A autora, Ranielle, conheceu a vítima em 2018, em um bar de Goiânia, quando iniciou com ele um relacionamento. Em outubro daquele ano, informou falsamente à vítima que estava grávida e que havia feito um aborto, de forma que precisava de dinheiro para custear o tratamento médico e, caso não fosse atendida, levaria a vítima às autoridades por ter consentido no fictício aborto. Amedrontada, a vítima começou a repassar constantemente dinheiro para Ranielle.

Segundo os investigadores, a fim de aumentar a intimidação, Ranielle teria criado um novo perfil de WhatsApp e se apresentado como sendo “Divino”, um fictício capitão da Polícia Militar que seria seu tio. As extorsões passaram a ser feitas então através deste número do suposto capitão de que se apresentava de forma cada vez mais violenta. Houve, inclusive, ameaças de morte caso a vítima não repassasse dinheiro para o pretenso tratamento médico.

Ao longo deste histórico, Alberlice, que é diarista de Ranielle, também passou a fazer parte do esquema criminoso no ano de 2019. Ela se apresentava como a pessoa que estava cuidando de Ranielle por conta do tratamento médico e teria passado a exigir dinheiro para custear o tratamento, sob pena de autorizar “Divino” a matar ou prender a vítima.

A extorsão, que durou cerca de dois anos, passou a ser meio de vida de Ranielle, haja vista que a mesma não possui nenhum tipo de ocupação ou trabalho. As mensagens de ameaças eram enviadas diariamente em busca de dinheiro, sendo os pagamentos feitos através de cheques, transferências bancárias e depósitos e em espécie.

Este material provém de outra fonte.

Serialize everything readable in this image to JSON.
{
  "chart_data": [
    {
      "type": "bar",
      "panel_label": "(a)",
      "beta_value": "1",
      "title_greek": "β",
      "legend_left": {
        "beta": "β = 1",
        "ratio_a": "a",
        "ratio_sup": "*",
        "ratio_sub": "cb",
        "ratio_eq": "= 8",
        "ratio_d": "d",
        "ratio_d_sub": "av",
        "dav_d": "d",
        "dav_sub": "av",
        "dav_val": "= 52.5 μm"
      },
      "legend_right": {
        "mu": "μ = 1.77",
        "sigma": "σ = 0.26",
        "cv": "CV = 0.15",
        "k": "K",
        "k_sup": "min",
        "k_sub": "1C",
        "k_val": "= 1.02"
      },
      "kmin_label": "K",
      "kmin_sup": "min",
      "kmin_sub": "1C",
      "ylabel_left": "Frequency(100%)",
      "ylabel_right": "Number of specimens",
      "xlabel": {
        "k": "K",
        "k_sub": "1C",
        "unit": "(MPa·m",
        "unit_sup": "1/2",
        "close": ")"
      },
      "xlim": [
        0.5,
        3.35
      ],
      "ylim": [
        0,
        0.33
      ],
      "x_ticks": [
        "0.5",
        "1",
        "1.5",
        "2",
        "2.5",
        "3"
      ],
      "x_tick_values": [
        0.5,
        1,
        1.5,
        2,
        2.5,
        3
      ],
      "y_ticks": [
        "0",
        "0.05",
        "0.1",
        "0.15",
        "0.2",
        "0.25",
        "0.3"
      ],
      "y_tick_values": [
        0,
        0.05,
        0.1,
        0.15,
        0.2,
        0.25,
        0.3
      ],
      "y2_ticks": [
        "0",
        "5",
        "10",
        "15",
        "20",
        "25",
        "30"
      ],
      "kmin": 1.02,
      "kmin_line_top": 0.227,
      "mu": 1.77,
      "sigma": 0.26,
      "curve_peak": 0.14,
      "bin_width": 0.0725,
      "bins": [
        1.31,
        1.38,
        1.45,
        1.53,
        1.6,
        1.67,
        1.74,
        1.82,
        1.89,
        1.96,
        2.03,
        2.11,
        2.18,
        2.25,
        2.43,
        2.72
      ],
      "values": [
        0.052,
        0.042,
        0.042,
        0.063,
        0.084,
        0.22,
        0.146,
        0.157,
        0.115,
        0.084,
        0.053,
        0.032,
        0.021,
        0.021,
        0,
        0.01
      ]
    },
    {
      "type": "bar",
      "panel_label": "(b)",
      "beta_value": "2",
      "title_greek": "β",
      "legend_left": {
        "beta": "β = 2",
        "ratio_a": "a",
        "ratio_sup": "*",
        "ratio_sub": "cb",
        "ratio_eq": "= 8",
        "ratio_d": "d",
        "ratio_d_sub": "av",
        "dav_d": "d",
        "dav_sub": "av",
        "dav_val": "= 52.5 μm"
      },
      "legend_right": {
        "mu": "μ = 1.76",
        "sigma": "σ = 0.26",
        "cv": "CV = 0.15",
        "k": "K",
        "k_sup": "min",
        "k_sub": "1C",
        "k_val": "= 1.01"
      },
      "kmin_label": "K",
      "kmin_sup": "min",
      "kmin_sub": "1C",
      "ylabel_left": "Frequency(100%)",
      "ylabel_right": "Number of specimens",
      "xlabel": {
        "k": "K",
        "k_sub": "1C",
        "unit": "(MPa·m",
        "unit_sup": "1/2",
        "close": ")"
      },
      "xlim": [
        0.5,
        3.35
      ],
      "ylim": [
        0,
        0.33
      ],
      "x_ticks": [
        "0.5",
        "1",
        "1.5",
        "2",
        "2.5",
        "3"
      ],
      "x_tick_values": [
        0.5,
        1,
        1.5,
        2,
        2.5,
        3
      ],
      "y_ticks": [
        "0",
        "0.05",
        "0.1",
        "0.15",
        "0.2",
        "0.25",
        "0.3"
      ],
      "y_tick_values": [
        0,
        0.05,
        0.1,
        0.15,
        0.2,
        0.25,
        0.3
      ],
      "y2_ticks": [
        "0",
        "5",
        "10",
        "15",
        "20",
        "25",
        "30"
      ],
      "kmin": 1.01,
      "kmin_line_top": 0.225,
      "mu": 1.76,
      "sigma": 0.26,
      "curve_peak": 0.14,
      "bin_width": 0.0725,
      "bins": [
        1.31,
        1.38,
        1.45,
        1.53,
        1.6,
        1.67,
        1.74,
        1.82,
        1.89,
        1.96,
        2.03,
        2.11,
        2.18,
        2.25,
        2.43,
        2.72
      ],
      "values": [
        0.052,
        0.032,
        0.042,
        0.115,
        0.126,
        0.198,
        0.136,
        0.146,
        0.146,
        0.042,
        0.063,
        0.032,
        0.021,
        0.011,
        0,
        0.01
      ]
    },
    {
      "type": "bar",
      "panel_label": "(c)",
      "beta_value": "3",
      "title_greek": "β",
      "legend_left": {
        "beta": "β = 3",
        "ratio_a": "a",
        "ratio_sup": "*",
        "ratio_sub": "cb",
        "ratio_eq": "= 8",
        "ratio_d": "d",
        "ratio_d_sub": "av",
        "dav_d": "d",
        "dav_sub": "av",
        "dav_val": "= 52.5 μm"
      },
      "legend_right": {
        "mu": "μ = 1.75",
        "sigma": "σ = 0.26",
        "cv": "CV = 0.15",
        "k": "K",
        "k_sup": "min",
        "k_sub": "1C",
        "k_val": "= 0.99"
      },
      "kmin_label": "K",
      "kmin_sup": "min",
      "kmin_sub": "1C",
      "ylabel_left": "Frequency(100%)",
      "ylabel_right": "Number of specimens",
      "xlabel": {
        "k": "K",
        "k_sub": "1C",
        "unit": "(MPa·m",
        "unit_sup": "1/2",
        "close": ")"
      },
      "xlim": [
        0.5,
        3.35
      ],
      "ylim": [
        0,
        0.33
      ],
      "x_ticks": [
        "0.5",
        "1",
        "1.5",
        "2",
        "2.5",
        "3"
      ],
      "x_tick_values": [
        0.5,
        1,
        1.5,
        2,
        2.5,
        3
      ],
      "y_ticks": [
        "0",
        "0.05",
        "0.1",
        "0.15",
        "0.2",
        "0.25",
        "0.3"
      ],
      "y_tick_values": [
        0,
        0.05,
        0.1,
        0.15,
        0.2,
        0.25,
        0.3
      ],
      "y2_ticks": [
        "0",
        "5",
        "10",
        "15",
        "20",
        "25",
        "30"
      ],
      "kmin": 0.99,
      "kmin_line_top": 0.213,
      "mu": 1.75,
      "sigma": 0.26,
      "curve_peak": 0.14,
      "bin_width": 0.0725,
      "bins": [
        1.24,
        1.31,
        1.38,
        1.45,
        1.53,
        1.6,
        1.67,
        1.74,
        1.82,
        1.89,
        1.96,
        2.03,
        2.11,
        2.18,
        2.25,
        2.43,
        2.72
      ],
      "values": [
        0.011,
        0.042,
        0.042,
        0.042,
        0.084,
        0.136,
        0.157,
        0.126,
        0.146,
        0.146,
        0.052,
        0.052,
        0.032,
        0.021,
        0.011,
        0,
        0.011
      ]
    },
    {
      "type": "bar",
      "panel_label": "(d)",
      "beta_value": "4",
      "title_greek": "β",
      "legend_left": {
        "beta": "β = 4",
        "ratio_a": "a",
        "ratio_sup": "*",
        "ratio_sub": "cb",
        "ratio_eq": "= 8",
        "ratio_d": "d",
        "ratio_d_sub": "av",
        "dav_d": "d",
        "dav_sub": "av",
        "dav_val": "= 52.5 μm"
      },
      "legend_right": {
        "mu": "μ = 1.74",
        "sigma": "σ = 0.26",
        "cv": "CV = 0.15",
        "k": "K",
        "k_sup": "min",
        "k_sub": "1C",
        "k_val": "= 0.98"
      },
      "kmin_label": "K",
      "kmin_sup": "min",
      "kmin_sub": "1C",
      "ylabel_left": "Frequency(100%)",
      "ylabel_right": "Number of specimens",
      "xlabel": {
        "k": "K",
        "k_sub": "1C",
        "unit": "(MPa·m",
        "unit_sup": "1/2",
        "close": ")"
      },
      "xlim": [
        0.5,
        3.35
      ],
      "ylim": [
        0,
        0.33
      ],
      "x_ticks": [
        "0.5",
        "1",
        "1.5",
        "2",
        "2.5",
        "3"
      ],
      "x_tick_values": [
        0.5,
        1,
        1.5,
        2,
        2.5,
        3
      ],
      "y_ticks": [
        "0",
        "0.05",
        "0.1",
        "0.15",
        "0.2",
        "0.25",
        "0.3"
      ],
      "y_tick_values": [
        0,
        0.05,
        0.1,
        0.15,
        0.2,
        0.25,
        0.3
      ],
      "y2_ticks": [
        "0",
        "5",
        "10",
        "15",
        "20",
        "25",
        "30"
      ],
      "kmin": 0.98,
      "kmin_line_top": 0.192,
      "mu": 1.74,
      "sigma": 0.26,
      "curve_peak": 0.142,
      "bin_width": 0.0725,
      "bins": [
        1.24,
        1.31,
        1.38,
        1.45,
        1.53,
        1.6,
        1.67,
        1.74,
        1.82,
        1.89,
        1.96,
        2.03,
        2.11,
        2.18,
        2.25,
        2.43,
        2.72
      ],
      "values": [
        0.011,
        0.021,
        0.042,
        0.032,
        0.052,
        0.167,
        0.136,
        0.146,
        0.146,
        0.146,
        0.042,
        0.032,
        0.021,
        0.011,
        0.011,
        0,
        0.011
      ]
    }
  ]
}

Dinheiro extorquido para custear falsos exames / Foto: Reprodução

O dinheiro do golpe era utilizado para Ranielle manter uma vida confortável em um apartamento em Goiânia e foi utilizado em cirurgias plásticas, tratamentos cosméticos, compra de eletrônicos, celulares de última geração, bolsas e sapatos.

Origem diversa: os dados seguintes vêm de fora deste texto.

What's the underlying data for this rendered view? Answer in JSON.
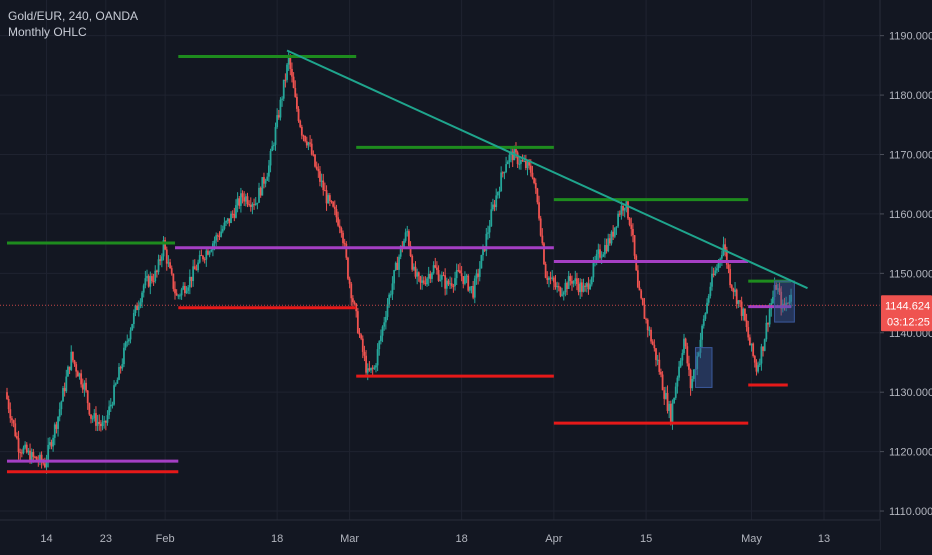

Também teria participado das extorsões Caio Magno Mariano Ferreira, 38 anos, pessoa que mantinha um relacionamento com Ranielle e enviava mensagens de ameaça para a vítima, bem como recebia valores em sua conta.

As autoras foram presas no apartamento de Ranielle, no Setor Cândida de Morais, na capital, no momento em que extorquiam, mais uma vez, a vítima, exigindo dois cheques — um de R$ 7 mil e outro de R$ 4 mil.

Caio Magno, por sua vez, foi levado à Deic e interrogado. Porém, não foi preso por não se encontrar em situação de flagrante delito. As duas mulheres foram custodiadas na Delegacia Estadual de Capturas (Decap).

A prisão em flagrante foi convertida em preventiva pelo Poder Judiciário após audiência de custódia. Com isso, as investigadas foram encaminhadas à Casa de Prisão Provisória (CPP).

Em análise do aparelho celular de Ranielle, foi possível observar que ela mantém diversos relacionamentos com homens geralmente mais velhos, sempre informando, em algum momento da conversa, que estava grávida, com o fim de posteriormente utilizar o fictício aborto como meio de extorsão.